HOUSTON – The Latest on the aftermath of Harvey (all times local):
Texas state biologists say residents cleaning up their properties as Harvey's floods recede should watch out for snakes, skunks, raccoons and other wildlife.
John Davis is the Texas Parks and Wildlife Department's wildlife diversity director. Davis says snakes and other animals may seek shelter in debris piles and people should use common sense during cleanup.
He says displaced wildlife will return to their usual habitats quickly if left alone because "they don't want to be there, either."
An alligator specialist at the agency, Jonathan Warner, says people should stay away from alligators in places where they are not normally seen, even though the reptiles are usually wary of humans.
Davis says wildlife populations are fairly resilient and will likely recover, because "these species evolved with hurricanes and floods."
Officials say they're preparing the Kay Bailey Hutchison Convention Center in Dallas for the possible arrival of 1,000 Texas residents who are being temporarily housed at shelters in Louisiana.
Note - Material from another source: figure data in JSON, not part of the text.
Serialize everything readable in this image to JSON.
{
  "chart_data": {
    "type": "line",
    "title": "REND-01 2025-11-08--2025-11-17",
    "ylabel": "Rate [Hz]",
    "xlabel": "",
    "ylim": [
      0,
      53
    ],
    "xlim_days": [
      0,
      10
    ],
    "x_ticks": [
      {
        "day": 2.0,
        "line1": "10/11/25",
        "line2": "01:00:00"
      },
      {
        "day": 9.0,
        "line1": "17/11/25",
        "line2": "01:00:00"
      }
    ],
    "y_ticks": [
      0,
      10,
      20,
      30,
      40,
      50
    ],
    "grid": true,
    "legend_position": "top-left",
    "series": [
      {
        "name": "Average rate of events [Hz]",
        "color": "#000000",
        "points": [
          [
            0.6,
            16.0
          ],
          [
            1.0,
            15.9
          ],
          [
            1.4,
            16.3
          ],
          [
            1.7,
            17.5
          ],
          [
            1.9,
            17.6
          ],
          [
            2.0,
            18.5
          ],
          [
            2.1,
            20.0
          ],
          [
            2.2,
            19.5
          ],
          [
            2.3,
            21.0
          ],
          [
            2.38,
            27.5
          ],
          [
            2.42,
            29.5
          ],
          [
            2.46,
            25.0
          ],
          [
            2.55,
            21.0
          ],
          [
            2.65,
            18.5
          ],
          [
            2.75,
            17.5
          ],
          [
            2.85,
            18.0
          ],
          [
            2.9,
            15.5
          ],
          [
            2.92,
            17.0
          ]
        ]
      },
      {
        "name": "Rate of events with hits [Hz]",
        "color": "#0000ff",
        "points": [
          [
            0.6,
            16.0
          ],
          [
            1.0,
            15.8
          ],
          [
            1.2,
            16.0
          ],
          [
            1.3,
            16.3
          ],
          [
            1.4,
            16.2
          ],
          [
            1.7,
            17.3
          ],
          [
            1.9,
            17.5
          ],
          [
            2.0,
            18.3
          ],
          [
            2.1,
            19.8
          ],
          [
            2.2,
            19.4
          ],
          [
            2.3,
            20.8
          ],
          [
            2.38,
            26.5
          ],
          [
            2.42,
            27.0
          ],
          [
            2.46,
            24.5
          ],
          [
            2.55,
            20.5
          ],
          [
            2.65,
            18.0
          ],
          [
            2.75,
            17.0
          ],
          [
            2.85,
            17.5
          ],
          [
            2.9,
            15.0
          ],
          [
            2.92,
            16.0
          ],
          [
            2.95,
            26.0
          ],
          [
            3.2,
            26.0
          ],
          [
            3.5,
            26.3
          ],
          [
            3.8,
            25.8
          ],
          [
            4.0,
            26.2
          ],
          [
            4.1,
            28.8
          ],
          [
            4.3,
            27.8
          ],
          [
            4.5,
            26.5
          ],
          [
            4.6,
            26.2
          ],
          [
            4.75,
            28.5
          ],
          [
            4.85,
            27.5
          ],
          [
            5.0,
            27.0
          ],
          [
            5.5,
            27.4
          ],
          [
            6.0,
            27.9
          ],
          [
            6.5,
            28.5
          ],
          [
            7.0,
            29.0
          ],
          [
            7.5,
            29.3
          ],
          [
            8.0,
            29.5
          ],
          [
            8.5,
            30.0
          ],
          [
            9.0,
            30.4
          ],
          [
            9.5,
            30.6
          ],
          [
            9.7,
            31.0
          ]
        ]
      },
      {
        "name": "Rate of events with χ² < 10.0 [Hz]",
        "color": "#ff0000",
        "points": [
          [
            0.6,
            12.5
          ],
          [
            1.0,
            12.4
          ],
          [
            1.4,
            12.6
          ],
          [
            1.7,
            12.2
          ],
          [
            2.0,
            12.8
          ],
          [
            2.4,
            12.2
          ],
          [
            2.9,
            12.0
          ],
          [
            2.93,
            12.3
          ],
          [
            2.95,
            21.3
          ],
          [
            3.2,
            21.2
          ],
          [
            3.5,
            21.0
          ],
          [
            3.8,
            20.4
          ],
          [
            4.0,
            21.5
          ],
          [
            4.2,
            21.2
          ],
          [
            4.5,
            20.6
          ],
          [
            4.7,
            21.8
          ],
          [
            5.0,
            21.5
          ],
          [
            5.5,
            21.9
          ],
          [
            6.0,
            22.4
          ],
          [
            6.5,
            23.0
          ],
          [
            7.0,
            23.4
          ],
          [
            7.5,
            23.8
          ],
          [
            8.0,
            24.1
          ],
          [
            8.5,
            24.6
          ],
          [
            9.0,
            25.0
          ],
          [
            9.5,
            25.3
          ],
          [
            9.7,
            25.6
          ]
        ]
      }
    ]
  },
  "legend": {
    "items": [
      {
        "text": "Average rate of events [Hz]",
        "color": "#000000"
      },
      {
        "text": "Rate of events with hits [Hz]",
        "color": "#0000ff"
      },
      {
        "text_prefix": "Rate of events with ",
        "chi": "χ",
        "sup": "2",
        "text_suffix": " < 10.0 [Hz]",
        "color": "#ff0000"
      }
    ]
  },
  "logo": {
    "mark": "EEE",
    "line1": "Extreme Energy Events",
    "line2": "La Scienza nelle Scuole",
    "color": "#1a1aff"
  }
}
Dallas city spokeswoman Monica Cordova said Tuesday that Texas emergency management officials have not yet determined where the evacuees will be sent when they arrive in the coming days, but that Dallas is a leading option.
The city has meanwhile closed its other shelters and consolidated the people who fled Harvey's destruction at the Hutchison center in downtown Dallas.
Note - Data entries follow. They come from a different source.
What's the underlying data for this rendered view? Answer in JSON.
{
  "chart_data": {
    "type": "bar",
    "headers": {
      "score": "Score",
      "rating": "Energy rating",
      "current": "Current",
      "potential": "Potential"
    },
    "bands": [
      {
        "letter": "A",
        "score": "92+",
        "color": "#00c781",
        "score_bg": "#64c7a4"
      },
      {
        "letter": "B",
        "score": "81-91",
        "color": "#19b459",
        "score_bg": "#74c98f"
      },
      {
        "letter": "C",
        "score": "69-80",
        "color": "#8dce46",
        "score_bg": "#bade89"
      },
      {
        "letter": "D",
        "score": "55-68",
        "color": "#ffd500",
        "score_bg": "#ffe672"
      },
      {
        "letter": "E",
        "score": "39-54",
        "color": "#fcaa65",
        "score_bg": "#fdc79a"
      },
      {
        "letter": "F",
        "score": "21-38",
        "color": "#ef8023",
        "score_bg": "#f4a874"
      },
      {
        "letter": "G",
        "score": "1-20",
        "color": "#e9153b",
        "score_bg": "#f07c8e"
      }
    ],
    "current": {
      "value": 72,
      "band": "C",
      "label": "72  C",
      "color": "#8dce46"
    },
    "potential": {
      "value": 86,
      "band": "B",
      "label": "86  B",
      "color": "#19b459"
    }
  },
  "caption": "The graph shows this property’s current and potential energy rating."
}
Cordova says approximately 3,000 evacuees stayed at the center Monday night. It can accommodate 5,000.
Harris County officials say about 96 percent of the 900 county-operated traffic signals are back to normal.
Traffic signal maintenance teams haven't yet been able to get into a small number of areas, primarily upstream from the Addicks and Barker reservoirs in west Houston where releases from the reservoirs swollen by Harvey's record rains continue to flood some neighborhoods.
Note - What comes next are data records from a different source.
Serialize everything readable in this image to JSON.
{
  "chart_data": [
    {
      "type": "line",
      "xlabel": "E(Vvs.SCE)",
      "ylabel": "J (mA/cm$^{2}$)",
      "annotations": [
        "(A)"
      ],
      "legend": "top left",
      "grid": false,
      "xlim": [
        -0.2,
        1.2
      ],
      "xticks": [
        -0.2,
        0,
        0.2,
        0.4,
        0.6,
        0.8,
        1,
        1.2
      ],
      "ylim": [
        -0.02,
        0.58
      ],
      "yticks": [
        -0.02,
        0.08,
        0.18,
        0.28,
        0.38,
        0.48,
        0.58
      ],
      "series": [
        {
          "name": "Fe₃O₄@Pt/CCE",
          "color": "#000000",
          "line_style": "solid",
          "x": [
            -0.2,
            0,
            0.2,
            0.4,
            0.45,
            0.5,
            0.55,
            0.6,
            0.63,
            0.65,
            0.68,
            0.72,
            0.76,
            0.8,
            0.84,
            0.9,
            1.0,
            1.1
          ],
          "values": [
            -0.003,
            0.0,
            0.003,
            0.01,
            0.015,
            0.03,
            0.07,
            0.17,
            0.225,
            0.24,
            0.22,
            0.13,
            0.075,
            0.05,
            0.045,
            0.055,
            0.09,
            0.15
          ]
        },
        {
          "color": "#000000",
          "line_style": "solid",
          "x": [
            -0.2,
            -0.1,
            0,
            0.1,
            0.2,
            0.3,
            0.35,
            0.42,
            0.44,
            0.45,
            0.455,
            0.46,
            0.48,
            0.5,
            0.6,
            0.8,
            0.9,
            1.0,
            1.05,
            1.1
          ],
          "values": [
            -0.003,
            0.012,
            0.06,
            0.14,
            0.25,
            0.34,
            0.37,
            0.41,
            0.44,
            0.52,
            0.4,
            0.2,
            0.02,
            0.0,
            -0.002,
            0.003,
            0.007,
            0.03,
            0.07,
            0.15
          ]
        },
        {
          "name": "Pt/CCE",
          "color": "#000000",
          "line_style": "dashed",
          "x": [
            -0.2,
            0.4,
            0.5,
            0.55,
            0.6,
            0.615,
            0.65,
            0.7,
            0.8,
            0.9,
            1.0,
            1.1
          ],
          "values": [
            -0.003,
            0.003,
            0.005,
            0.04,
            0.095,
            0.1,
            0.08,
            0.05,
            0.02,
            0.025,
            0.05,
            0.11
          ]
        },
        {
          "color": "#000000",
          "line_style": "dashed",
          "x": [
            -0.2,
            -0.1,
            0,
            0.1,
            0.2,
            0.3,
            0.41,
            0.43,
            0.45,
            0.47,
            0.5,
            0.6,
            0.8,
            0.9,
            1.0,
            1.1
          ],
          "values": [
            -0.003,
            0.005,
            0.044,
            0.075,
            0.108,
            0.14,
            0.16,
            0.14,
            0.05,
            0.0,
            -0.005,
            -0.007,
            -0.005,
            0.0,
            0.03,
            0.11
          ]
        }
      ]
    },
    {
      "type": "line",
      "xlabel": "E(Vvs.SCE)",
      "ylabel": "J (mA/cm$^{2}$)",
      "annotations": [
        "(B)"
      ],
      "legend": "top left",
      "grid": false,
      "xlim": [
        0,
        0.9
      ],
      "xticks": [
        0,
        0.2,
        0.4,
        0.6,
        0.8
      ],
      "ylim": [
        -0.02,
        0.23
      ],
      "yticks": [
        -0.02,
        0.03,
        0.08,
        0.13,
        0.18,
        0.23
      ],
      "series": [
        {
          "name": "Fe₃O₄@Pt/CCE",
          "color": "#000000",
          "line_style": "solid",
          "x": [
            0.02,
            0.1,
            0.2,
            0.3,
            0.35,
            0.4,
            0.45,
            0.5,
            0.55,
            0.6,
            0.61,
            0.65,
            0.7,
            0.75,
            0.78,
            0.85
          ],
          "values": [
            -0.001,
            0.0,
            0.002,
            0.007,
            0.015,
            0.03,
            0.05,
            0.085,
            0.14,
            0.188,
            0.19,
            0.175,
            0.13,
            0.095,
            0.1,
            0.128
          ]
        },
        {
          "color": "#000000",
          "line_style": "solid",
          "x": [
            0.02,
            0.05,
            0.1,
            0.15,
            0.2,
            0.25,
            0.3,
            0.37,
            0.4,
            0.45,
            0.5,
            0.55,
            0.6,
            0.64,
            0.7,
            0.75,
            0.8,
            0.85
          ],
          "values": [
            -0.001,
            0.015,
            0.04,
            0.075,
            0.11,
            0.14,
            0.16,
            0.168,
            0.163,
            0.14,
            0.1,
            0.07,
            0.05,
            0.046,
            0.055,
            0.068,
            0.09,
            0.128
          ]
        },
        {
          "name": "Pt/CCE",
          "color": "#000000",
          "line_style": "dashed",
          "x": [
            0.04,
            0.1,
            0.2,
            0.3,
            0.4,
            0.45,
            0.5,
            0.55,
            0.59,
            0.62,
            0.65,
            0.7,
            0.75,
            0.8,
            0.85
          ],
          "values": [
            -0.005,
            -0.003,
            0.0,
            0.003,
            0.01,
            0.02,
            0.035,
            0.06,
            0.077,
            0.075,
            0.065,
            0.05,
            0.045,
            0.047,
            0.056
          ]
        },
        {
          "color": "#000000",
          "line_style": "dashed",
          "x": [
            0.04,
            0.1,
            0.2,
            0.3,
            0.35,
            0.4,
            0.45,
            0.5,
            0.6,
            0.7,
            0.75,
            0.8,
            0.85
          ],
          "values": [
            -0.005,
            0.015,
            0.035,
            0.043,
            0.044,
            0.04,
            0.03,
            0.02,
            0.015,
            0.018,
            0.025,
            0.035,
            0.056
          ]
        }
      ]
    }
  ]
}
Harris County includes most of Houston. And most of the county-operated traffic signals are in unincorporated areas of Harris County.
The Texas Department of Criminal Justice says about 1,400 inmates who were evacuated from Houston-area prisons affected by flooding are heading back to the lockups.
The Jester 3 and Vance Unit prisons are near Richmond, about 30 miles (50 kilometers) southwest of Houston and in an area flooded by the Brazos River.
Another 4,500 inmates removed from three other prisons farther south along the Brazos River remain in other prisons in East Texas.
Prison agency spokesman Jason Clark says officials are continuing to assess the flood situation at the Ramsey, Stringfellow and Terrell Units near Rosharon in Brazoria County.
Texas cities are getting some help to keep focusing on reconstruction after Harvey brought floods and damaged homes across the region.
The Federal Emergency Management Agency approved loans to help keep struggling cities operating after the storms.
Texas Gov. Greg Abbott announced the approval on Twitter, saying the loans are critical to providing services in some communities.
It's an early step in a massive cleanup effort that's beginning with people leaving emergency shelters.
More than 50,000 people are in government-paid hotels. FEMA officials also are weighing other options, like mobile homes.
The storm is now blamed for at least 60 deaths in 11 counties. Harris County, which is home to Houston and saw the worst flooding during the storm, reports 30 confirmed deaths as of Monday evening.